Bank of Ghana (BoG) Governor Dr. Johnson Pandit Asiama has announced the creation of new specialised departments covering artificial intelligence (AI), data analytics, and virtual assets, as the central bank moves to close the gap between market innovation and its own regulatory capacity.
Dr. Asiama made the disclosure during a fireside chat on monetary governance, digital transformation, and financial stability at the ACI Financial Markets World Congress in Accra, where he outlined a series of institutional steps the BoG has taken to modernise oversight of Ghana’s evolving financial sector.
On virtual assets, Dr. Asiama said the central bank had observed growing activity around virtual assets and stablecoins but with limited regulatory visibility into what was happening. In response, the BoG established a dedicated department, passed a Virtual Asset Service Provider (VASP) law, and introduced formal supervision of that space.
The Governor traced the BoG’s broader institutional evolution to 2016, when, serving as Deputy Governor, he raised the alarm about the central bank falling behind financial technology developments. “We are late. We are behind the markets,” he recalled telling the Governor at the time, a conversation that resulted in the creation of a dedicated Payment Systems Department.

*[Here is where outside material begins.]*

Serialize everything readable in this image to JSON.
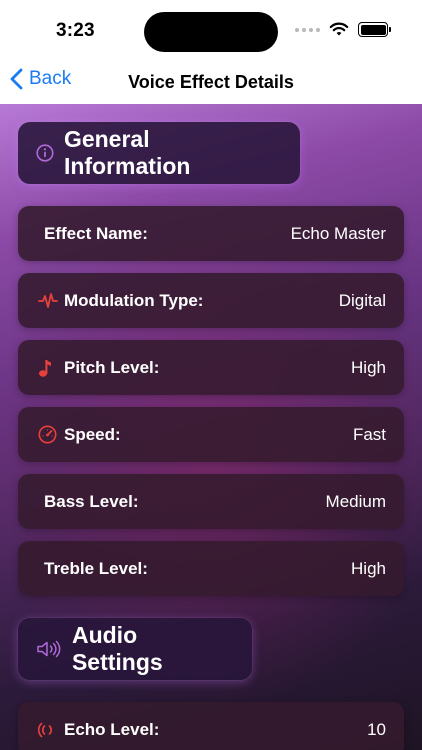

That department subsequently gave rise to a Fintech Department, which Dr. Asiama said had contributed significantly to innovation within Ghana’s financial sector in the years since. The BoG is now considering a dedicated regulatory framework exclusively for fintech companies, designed to enable more specialised supervision and create room for the sector to develop in step with the broader industry.
He acknowledged that Ghana had initially lagged in the fintech space because the market moved faster than regulation, adding that the new departmental structures were intended to prevent a repeat of that pattern as AI and digital assets continue to reshape global finance.
Dr. Asiama noted that South Africa and Kenya were among the African countries pursuing similar regulatory modernisation strategies. He said the BoG was committed to building a consultative environment among regulators, innovators, and investors, believing that such engagement was essential to promoting financial sector innovation without undermining stability.